Thu, Oct 21, 2010 - Page 10 News List

Intel investing US$8bn in five factories in the US

AP, SAN FRANCISCO

Intel Corp on Tuesday revealed the scope of its latest infusion to keep its factories cutting-edge and push the chip industry’s pace: an investment of up to US$8 billion to build a new factory in Oregon and upgrade four existing plants in Arizona and Oregon.

In all, the projects will create up to 8,000 temporary construction jobs and up to 1,000 permanent positions in Oregon when that factory opens in 2013.

Intel’s problem with factories is akin to your car needing a new engine every couple of years to avoid becoming a dinosaur. Intel’s factories are the Ferraris of the semiconductor world. They need constant, massive investments to keep up with the breakneck pace of technological progress that Intel itself set and has pushed for more than 40 years.

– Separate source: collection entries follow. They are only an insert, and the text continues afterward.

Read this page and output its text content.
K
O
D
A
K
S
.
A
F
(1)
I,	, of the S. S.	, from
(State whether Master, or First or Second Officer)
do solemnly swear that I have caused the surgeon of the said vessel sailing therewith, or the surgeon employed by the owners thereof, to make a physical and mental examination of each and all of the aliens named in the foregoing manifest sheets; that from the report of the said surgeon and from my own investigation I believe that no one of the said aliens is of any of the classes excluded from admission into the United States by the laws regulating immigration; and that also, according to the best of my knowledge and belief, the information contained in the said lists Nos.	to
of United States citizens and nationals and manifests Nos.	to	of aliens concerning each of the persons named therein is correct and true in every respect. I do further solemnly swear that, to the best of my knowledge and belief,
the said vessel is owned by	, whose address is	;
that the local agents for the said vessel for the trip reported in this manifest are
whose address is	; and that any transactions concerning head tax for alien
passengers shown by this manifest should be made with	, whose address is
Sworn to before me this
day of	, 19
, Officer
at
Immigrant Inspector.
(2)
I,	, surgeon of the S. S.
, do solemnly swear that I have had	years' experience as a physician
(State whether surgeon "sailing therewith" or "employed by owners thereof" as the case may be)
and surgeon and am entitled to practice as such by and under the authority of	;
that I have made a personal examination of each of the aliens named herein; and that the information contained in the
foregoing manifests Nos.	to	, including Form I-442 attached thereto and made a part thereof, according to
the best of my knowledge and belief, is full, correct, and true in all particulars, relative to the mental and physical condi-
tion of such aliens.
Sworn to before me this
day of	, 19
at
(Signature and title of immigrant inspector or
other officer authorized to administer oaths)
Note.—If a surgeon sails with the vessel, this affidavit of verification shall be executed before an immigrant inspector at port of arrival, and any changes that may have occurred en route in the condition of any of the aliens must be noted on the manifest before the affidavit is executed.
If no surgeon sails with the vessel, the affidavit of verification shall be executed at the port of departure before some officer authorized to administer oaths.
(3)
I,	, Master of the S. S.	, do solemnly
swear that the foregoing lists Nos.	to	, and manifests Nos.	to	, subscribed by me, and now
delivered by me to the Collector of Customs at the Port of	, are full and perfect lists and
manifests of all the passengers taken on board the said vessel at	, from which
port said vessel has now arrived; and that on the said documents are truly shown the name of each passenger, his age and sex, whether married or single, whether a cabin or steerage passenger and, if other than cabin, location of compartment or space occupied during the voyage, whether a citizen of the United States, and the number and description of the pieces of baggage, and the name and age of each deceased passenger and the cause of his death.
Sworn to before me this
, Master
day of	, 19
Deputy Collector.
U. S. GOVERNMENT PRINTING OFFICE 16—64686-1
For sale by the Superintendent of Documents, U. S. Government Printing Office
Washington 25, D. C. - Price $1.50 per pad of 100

“Today’s announcement reflects the next tranche of the continued advancement of Moore’s Law and a further commitment to invest in the future of Intel and America,” Intel president and CEO Paul Otellini said.

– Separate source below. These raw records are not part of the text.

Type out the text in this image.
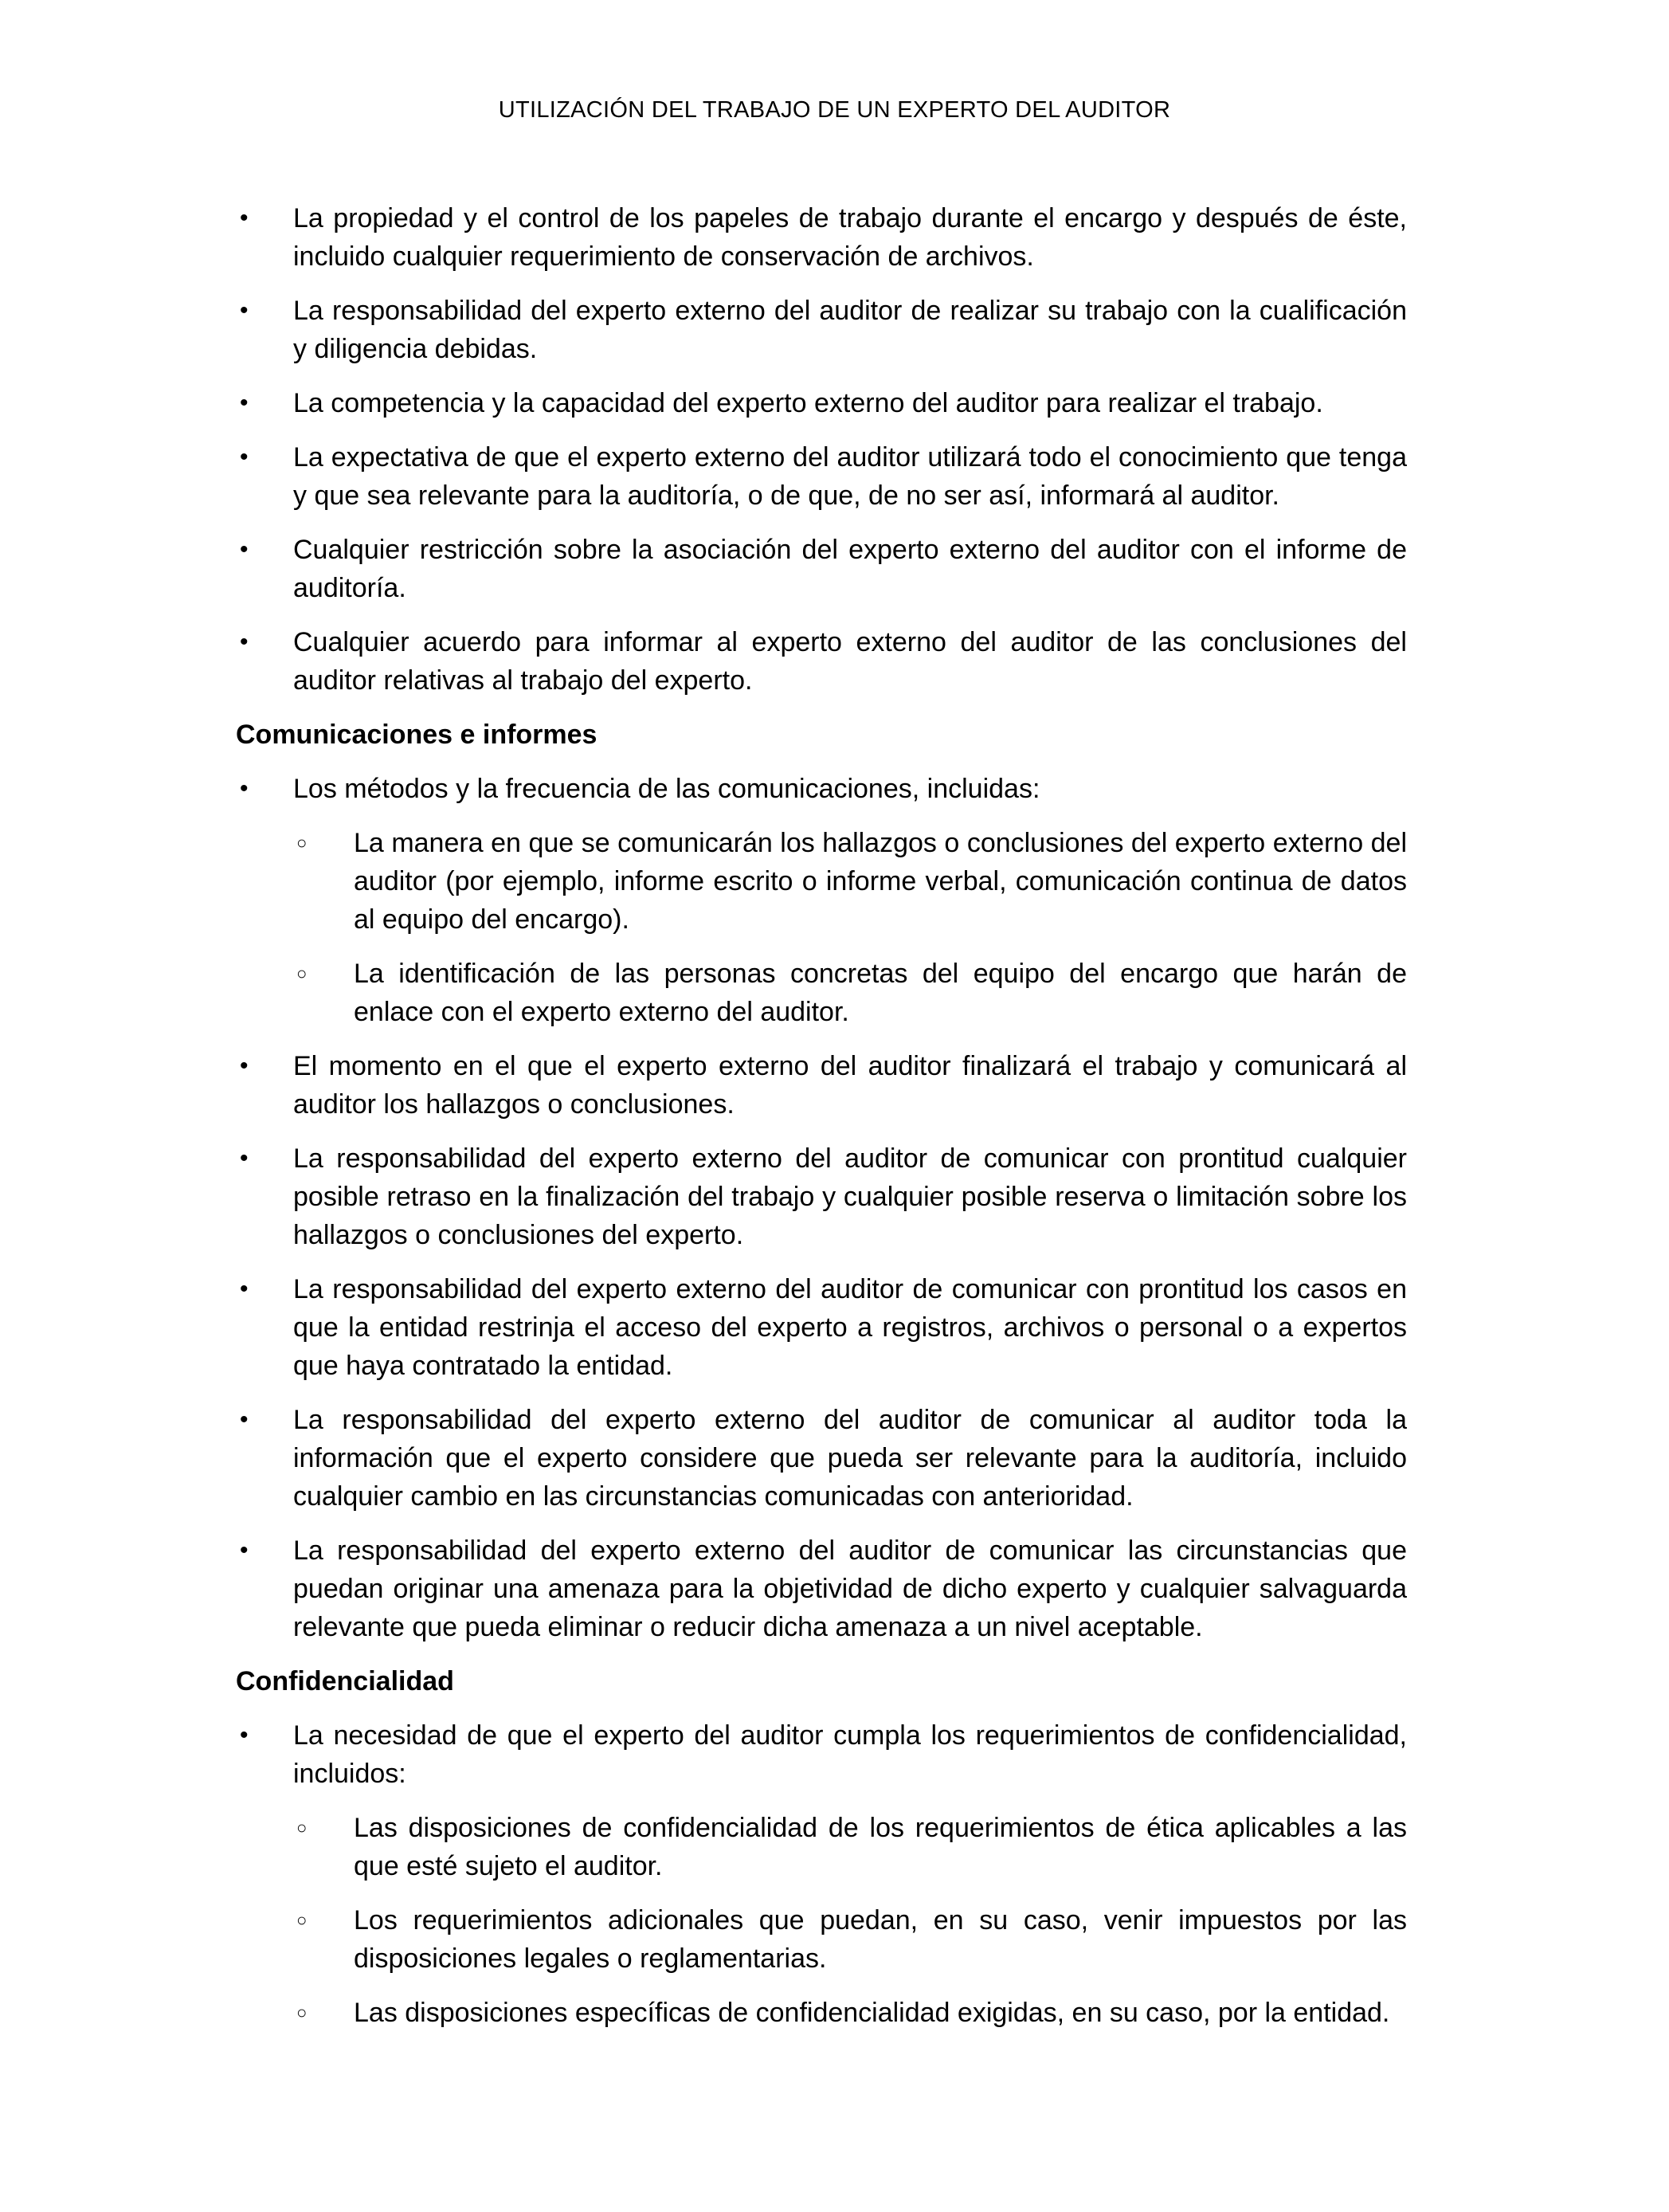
UTILIZACIÓN DEL TRABAJO DE UN EXPERTO DEL AUDITOR
• La propiedad y el control de los papeles de trabajo durante el encargo y después de éste, incluido cualquier requerimiento de conservación de archivos.
• La responsabilidad del experto externo del auditor de realizar su trabajo con la cualificación y diligencia debidas.
• La competencia y la capacidad del experto externo del auditor para realizar el trabajo.
• La expectativa de que el experto externo del auditor utilizará todo el conocimiento que tenga y que sea relevante para la auditoría, o de que, de no ser así, informará al auditor.
• Cualquier restricción sobre la asociación del experto externo del auditor con el informe de auditoría.
• Cualquier acuerdo para informar al experto externo del auditor de las conclusiones del auditor relativas al trabajo del experto.
Comunicaciones e informes
• Los métodos y la frecuencia de las comunicaciones, incluidas:
○ La manera en que se comunicarán los hallazgos o conclusiones del experto externo del auditor (por ejemplo, informe escrito o informe verbal, comunicación continua de datos al equipo del encargo).
○ La identificación de las personas concretas del equipo del encargo que harán de enlace con el experto externo del auditor.
• El momento en el que el experto externo del auditor finalizará el trabajo y comunicará al auditor los hallazgos o conclusiones.
• La responsabilidad del experto externo del auditor de comunicar con prontitud cualquier posible retraso en la finalización del trabajo y cualquier posible reserva o limitación sobre los hallazgos o conclusiones del experto.
• La responsabilidad del experto externo del auditor de comunicar con prontitud los casos en que la entidad restrinja el acceso del experto a registros, archivos o personal o a expertos que haya contratado la entidad.
• La responsabilidad del experto externo del auditor de comunicar al auditor toda la información que el experto considere que pueda ser relevante para la auditoría, incluido cualquier cambio en las circunstancias comunicadas con anterioridad.
• La responsabilidad del experto externo del auditor de comunicar las circunstancias que puedan originar una amenaza para la objetividad de dicho experto y cualquier salvaguarda relevante que pueda eliminar o reducir dicha amenaza a un nivel aceptable.
Confidencialidad
• La necesidad de que el experto del auditor cumpla los requerimientos de confidencialidad, incluidos:
○ Las disposiciones de confidencialidad de los requerimientos de ética aplicables a las que esté sujeto el auditor.
○ Los requerimientos adicionales que puedan, en su caso, venir impuestos por las disposiciones legales o reglamentarias.
○ Las disposiciones específicas de confidencialidad exigidas, en su caso, por la entidad.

Moore’s Law is Intel cofounder Gordon Moore’s famous prediction in 1965 that computer chips’ performance will roughly double every two years as manufacturing technology improves and more transistors, or tiny on/off switches, can be crammed on to the chips. The other side of that prediction is that prices will also fall.

Tuesday’s announcement underscores Intel’s role as the world’s biggest manufacturer of microprocessors. It also shows the importance of the firm’s size and ability to spend heavily in maintaining its lead in the semiconductor world.

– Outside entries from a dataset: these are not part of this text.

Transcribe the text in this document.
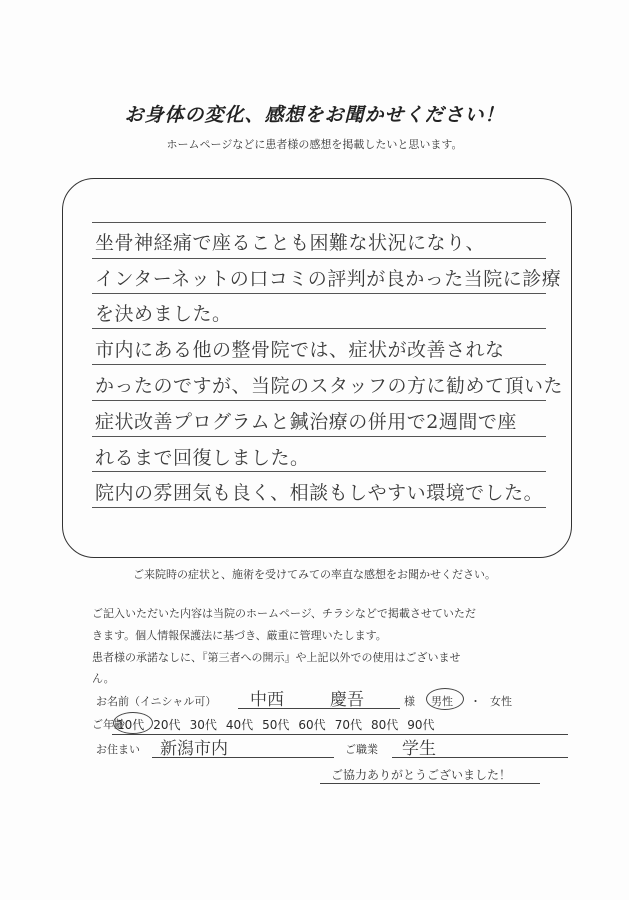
お身体の変化、感想をお聞かせください！
ホームページなどに患者様の感想を掲載したいと思います。
坐骨神経痛で座ることも困難な状況になり、
インターネットの口コミの評判が良かった当院に診療
を決めました。
市内にある他の整骨院では、症状が改善されな
かったのですが、当院のスタッフの方に勧めて頂いた
症状改善プログラムと鍼治療の併用で2週間で座
れるまで回復しました。
院内の雰囲気も良く、相談もしやすい環境でした。
ご来院時の症状と、施術を受けてみての率直な感想をお聞かせください。
ご記入いただいた内容は当院のホームページ、チラシなどで掲載させていただ
きます。個人情報保護法に基づき、厳重に管理いたします。
患者様の承諾なしに、『第三者への開示』や上記以外での使用はございませ
ん。
お名前（イニシャル可） 中西	慶吾	様 男性 ・ 女性
ご年齢
10代 20代 30代 40代 50代 60代 70代 80代 90代
お住まい 新潟市内	ご職業 学生
ご協力ありがとうございました！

Few companies can stomach the cost of competing against Intel. Advanced Micro Devices Inc (AMD), Intel’s main rival in computer microprocessors, spun off its factories into a separate company, called GlobalFoundries Inc, last year to unload debt and free itself from the heavy upkeep costs. AMD’s revenue is seven times less than Intel’s.

Intel’s new investment will support its transition to 22-nanometer manufacturing technology. Intel’s last major investment was a US$7 billion outlay announced in February last year.

The two plants in Chandler, Arizona, and two in Hillsboro, Oregon, that are getting the upgrade make Intel’s most advanced chips. Intel has plants around the world, including Ireland, but three-quarters of its chip manufacturing is done in the US, partly because of strict US export rules on the most sophisticated chip-making equipment.